This will provide a
sharp jump in the efficiency of cancer surgery and provide real confidence that
a tumor has been removed. Expect it to
be quickly adopted.
It will as obviously
serve as a diagnostic tool as well. It
is one small step to having this at the end of a fiber optic probe. This opens the door for a far superior way to
do biopsies.
Thus this is an
important breakthrough.
Device helps surgeons
see cancer cells during operations
February 18, 2014
When doctors are operating on a patient to
remove a cancer, they face a major challenge: telling healthy and cancerous
cells apart. But a new, as yet unnamed device being developed by researchers at
Washington University in St. Louis' School of Medicine could provide a safe,
affordable and portable solution.
The team's goggle-based device allows the
surgeon to see the cancer cells, glowing blue. Tests have shown it could make
visible tumors as small as 1 mm in diameter. To make the cells appear blue, the
FDA-approved contrast agent indozyanine is injected into the tumor.

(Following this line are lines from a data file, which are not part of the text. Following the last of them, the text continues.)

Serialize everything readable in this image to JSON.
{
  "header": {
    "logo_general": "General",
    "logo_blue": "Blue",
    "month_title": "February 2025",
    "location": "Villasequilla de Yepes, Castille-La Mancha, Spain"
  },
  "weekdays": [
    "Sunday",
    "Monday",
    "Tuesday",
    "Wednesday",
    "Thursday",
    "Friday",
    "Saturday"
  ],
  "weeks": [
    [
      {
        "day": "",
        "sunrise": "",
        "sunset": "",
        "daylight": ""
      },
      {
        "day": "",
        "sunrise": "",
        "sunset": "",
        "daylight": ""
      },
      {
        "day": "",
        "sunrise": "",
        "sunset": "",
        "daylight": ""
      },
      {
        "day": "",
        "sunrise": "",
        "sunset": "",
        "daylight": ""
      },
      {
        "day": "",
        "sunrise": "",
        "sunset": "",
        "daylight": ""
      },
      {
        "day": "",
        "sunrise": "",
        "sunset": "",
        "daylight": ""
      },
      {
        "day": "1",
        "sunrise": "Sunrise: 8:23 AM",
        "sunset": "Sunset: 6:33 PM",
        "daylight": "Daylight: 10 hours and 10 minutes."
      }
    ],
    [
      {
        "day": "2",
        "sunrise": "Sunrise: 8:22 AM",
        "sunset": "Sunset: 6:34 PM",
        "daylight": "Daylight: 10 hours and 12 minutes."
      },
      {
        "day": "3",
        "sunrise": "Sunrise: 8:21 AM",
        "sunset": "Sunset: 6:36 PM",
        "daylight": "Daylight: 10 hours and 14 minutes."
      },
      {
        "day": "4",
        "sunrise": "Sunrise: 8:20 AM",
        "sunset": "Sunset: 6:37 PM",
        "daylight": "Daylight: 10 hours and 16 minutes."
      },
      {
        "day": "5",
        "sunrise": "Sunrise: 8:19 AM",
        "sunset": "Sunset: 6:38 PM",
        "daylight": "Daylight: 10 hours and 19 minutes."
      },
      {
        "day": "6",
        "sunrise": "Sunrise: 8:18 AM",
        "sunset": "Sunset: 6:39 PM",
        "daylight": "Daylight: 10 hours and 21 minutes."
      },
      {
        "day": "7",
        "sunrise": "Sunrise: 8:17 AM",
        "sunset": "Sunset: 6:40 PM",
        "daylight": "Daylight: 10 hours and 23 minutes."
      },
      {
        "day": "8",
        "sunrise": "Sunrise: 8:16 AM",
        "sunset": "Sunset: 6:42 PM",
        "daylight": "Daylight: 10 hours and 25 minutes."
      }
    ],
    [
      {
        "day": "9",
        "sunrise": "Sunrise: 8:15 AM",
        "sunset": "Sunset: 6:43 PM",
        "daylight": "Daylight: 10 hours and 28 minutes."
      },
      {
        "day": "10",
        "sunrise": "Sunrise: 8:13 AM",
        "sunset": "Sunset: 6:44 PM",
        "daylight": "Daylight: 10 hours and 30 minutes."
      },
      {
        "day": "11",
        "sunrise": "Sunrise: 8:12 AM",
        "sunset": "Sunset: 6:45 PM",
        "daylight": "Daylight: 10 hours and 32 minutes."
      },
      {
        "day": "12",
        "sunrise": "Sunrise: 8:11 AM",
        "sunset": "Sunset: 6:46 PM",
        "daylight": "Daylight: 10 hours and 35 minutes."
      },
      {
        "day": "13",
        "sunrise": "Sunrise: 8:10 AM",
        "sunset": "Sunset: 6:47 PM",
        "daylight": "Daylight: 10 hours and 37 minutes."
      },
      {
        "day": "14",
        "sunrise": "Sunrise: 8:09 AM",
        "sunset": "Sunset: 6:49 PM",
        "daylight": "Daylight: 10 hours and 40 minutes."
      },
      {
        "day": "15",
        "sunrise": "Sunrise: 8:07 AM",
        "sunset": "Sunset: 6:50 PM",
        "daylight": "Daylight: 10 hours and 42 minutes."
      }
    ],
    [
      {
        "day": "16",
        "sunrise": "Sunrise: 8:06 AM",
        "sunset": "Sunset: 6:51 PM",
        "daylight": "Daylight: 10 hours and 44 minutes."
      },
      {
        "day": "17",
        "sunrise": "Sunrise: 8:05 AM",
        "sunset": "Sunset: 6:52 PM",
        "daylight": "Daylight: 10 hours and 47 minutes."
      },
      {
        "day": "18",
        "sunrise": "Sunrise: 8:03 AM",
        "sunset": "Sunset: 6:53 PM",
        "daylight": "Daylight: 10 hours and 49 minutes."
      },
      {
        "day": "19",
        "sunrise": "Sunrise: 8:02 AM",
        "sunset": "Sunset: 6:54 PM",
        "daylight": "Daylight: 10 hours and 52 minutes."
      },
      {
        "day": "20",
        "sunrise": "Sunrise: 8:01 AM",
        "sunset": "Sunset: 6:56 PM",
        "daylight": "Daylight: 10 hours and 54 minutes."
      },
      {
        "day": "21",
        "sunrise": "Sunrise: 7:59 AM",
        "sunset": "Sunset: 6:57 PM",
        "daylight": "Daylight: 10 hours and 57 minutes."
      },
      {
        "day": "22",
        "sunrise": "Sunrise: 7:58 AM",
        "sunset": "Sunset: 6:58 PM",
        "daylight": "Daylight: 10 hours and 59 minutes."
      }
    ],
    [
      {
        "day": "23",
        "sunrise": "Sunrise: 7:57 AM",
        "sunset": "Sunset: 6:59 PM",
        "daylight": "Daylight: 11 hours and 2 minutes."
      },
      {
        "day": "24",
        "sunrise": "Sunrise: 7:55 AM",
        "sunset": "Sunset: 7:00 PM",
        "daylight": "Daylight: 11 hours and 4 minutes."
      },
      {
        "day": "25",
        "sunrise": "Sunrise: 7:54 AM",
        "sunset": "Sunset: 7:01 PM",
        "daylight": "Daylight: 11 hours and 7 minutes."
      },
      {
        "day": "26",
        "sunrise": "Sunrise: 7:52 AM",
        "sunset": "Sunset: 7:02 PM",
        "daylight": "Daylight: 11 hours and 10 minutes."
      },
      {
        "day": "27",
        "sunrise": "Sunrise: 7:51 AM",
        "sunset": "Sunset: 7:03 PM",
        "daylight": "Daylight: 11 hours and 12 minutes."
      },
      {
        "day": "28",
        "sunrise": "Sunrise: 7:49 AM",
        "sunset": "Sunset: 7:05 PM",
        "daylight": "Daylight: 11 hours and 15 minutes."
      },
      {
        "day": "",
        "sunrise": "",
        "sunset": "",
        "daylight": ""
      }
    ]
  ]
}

The compact system is battery-operated,
wireless, wearable and most importantly, hands-free. A night vision viewer from
which it was developed was retrofitted to provide near-infrared excitation and
white light illumination simultaneously. The visual data captured by near-infrared
(NIR) fluorescence is displayed directly on the eyepiece with adjustable
amplification.
The wireless capability, adapted from a
battery-operated radio frequency video transmitter, allows the system to
transfer real-time video to a remote site, where the wearer's view can be
displayed graphically. This enables a remote expert to observe what is
happening during the operation from the point of view of the local surgeon, and
provide expert feedback and image analysis. This way the system could be applied
to point-of-care medical interventions, help generate real-time pathologic
assessment of tissues, and even allow for remote medical consulting.
The new eyepiece could represent an
improvement on current methods of intra-operative imaging. These are usually
expensive, logistically complex, time-consuming and at times risky, as in cases
when radioactive tracers are needed. These emit hazardous ionizing radiation to
both patients and surgeons. The blue dyes used for visualizing sentinel lymph nodes with
the naked eye, for example, can also cause adverse reactions.
The technology has been developed by a team
led by Samuel Achilefu, a PhD professor of radiology and biomedical engineering
at Washington University in St. Louis. Earlier in February, breast surgeon
Julie Margenthaler, an associate professor of surgery at the university,
performed a surgery wearing the glasses. “Imagine what it would mean if these
glasses eliminated the need for follow-up surgery and the associated pain,
inconvenience and anxiety," she said in a press statement.
Currently, surgeons usually remove the tumor
and some neighboring tissue that may not include cancer cells. Once analyzed,
and if cancer cells are found in the sample, then a second surgery is
recommended to remove additional tissue that once again will be tested for
cancer. In cases of breast cancer patients, between 20 and 25 percent of those who
have lumps removed require a second surgery.
An article with details on the technology
behind the device appeared in a recent edition of the Journal of Biomedical Optics.